Parties Company A — a Main Board listed issuer

Vendors — third parties independent from Company A
Issue Whether the Exchange would waive certain specific disclosure requirements for the announcement of a discloseable transaction
Listing Rules Main Board Rules 14.58(2), 14.60(1), 14.60(2)
Decision The Exchange waived the requirements


1.   Company A was principally engaged in hotel investment and operation. It intended to acquire a building situated in Hong Kong (the Target Property) for redevelopment into a hotel property. The Target Property comprised a number of residential and commercial units owned by various Vendors.
2.   Company A submitted that it had entered into provisional sale and purchase agreements with some of the Vendors for acquiring their units in the Target Property (the Acquisitions), which in aggregate constituted a discloseable transaction.
3.   Rules 14.58(2), 14.60(1) and 14.60(2) requires an announcement for a notifiable transaction to contain, among other things, a description of the principal business activities of the counterparty if it is a company or entity, the general nature of the transaction, and brief details of the assets being acquired including the name of any company or business or the actual assets or properties where relevant.
4.   Company A applied for a waiver from the above Rules so that it would not be required to disclose the following information (the Relevant Information) in its announcement for the Acquisitions:
  the principal business activities of the Vendors which are companies;
  the name and address of the Target Property and the units subject to the Acquisitions;
  the conditions precedents for completion of the Acquisitions.
5.   It proposed to make the following alternative disclosure in the announcement:
  the Vendors are individuals and companies which are independent of Company A and its connected persons;
  the district where the Target Property is located and the gross area of the units it proposed to acquire; and
  a statement that completion of the Acquisitions are subject to the satisfaction of a number of conditions.
6.   Company A submitted that the terms of each Acquisition were determined after arm's length negotiation between Company A and the Vendor. As it was uncertain whether the Acquisitions could proceed to completion and Company A was still negotiating with other Vendors for acquiring the remaining units in the Target Property, the Relevant Information was commercially sensitive. Disclosure of the information at this stage would be prejudicial to the interests of Company A and would affect the on-going negotiations with other Vendors.
7.   Company A considered that with the alternative disclosure, the announcement would provide sufficient information for investors to appraise the Acquisitions. It would also publish a further announcement to disclose the Relevant Information upon completion of the Acquisitions.

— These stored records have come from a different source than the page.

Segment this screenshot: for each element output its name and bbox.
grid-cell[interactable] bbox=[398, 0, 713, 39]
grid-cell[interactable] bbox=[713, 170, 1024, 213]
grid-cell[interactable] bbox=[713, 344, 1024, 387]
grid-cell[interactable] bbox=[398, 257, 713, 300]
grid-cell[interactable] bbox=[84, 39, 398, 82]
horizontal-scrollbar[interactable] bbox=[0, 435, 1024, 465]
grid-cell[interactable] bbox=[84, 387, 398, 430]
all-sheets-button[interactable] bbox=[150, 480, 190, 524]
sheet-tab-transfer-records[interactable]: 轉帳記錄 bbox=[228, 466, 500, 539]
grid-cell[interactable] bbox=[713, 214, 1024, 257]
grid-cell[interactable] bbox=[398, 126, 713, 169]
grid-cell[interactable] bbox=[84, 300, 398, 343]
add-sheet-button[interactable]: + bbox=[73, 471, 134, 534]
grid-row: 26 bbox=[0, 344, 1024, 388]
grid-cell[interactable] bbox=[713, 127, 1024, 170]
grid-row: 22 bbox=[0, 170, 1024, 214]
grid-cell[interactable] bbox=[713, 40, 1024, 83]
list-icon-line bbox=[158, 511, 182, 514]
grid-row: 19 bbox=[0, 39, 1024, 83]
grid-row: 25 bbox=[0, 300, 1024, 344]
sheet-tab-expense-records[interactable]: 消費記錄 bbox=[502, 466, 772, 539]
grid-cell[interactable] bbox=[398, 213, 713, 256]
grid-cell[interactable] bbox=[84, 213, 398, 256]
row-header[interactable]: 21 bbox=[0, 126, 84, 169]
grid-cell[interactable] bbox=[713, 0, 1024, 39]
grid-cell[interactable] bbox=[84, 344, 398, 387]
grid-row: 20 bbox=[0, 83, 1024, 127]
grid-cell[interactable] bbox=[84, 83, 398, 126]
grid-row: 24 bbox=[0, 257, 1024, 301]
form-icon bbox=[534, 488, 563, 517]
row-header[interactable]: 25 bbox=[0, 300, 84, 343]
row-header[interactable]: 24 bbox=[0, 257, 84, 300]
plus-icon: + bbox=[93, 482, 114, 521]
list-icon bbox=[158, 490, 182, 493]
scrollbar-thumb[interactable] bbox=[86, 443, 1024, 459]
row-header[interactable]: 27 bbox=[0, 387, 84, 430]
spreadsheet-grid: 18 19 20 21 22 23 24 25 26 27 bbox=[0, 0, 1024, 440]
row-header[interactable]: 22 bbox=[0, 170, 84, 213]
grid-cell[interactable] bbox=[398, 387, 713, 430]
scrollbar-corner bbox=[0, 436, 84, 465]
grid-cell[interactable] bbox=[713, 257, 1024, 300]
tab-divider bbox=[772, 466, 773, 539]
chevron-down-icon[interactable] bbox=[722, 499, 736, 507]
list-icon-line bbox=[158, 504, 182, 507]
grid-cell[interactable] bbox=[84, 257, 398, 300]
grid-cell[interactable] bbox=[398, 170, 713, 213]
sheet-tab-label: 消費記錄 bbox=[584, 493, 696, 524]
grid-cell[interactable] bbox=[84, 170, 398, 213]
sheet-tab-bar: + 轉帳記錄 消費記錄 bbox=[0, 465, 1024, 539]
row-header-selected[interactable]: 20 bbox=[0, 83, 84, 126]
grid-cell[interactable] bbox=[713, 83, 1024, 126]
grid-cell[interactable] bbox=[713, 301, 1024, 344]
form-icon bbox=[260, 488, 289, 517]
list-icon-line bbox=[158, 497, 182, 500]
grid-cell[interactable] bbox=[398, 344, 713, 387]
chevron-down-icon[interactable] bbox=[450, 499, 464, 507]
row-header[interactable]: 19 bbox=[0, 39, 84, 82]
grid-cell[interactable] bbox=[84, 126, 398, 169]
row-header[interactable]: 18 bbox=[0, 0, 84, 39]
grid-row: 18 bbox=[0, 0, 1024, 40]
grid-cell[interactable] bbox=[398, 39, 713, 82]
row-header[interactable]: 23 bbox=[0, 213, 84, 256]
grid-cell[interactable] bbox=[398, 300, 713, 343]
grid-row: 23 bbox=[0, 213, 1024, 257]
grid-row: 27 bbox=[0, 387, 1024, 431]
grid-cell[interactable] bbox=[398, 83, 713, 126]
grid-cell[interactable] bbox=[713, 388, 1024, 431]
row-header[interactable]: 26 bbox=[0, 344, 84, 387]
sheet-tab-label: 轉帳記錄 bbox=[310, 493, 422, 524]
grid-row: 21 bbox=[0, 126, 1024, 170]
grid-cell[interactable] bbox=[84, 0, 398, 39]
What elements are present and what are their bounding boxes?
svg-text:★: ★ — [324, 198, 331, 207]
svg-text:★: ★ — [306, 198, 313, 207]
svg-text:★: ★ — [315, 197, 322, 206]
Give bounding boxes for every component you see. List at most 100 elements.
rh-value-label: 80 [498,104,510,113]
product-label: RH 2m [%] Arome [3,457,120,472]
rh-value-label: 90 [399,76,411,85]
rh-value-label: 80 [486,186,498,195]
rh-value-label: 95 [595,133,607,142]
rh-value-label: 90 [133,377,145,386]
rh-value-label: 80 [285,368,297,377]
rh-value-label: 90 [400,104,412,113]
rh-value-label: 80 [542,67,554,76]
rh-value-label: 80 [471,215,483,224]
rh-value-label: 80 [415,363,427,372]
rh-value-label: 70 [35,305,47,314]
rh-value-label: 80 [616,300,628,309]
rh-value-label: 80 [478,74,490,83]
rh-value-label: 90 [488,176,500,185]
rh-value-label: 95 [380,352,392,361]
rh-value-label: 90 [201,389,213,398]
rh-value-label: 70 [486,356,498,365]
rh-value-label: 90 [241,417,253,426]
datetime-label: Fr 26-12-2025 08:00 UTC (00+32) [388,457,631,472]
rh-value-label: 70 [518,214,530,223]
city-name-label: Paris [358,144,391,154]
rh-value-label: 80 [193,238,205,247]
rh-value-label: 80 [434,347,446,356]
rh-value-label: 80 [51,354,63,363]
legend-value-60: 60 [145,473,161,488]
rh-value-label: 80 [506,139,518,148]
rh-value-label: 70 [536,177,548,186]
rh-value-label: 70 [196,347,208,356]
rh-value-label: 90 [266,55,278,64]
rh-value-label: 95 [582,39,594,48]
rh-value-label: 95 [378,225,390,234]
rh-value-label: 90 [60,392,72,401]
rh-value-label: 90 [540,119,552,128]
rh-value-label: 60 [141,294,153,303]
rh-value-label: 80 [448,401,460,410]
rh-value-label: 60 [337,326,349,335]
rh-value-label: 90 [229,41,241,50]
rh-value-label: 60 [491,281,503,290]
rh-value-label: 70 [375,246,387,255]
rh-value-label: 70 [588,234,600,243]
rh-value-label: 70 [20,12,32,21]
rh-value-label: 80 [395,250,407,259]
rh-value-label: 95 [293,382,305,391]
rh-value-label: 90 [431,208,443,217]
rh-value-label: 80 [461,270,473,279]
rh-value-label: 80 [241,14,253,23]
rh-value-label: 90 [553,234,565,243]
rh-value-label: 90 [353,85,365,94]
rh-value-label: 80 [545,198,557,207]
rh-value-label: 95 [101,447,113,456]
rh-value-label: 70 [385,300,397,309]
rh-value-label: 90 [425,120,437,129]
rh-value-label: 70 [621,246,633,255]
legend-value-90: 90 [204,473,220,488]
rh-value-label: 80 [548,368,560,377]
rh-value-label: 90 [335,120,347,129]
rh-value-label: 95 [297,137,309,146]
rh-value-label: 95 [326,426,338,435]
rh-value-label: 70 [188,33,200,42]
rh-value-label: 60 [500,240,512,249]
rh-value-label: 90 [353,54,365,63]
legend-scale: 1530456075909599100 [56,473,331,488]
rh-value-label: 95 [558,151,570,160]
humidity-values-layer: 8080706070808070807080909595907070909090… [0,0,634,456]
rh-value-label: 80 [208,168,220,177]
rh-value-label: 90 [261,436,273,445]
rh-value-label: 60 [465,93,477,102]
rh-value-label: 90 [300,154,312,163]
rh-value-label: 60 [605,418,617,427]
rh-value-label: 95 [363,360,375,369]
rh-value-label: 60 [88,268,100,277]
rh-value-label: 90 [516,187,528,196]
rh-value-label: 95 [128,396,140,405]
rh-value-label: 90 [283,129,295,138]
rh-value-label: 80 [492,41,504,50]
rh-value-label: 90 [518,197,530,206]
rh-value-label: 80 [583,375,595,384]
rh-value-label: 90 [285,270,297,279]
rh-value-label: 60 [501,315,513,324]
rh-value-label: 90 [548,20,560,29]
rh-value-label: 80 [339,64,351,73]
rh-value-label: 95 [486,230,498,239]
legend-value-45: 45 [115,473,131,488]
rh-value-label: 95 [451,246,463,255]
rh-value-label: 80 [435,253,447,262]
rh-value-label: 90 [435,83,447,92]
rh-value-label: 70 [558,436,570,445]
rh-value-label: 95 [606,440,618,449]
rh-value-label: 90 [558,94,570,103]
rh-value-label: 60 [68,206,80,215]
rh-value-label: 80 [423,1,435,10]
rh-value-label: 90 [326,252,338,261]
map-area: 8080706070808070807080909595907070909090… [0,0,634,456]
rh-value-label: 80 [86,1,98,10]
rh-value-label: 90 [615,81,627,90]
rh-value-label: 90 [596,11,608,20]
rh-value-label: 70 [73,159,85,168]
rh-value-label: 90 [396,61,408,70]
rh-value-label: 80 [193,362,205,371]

8.   Rule 14.58 provides that:
"The announcement for a share transaction, discloseable transaction... must contain at least the following information:    
(1)   ...
(2)   a description of the principal business activities carried on by the listed issuer and a general description of the principal business activities of the counterparty, if the counterparty is a company or entity; ..."
9.   Rule 14.60 provides that:
"In addition to the information set out in rule 14.58, the announcement for a discloseable transaction... must contain at least brief details of the following:    
(1)   the general nature of the transaction ...
(2)   brief details of the asset(s) being acquired or disposed of, including the name of any company or business or the actual assets or properties where relevant ..."


10.   Chapter 14 governs an issuer's transactions, principally acquisitions and disposals having material impacts on its financial position. Depending on the size of the transaction, the Rules require the issuer to disclose the terms of the transaction and/or obtain shareholder approval.
11.   When deciding whether to grant a waiver, the Exchange will take into account the circumstances and reasons outlined in the waiver application and all other relevant information supplied by the issuer.
12.   The Exchange considered that concerns about commercial sensitivity of the details of a transaction should not override the disclosure obligations of the issuer where the information was material to investors. When assessing Company A's waiver application, the Exchange took into account the following factors:
a.   The Acquisitions constituted a discloseable transaction only and was not significant to Company A.
b.   The alternative disclosure would allow investors to understand the nature of the Acquisitions. The waiver would not result in an omission of material information in the initial announcement for the Acquisitions.
c.   Disclosure of the Relevant Information at this stage might be prejudicial to the interests of Company A.


13.   The Exchange granted the waiver to Company A.
Note:   With effect from 1 October 2019, Rule 14.58(2) also requires the announcement of a notifiable transaction to disclose the identity of the counterparty.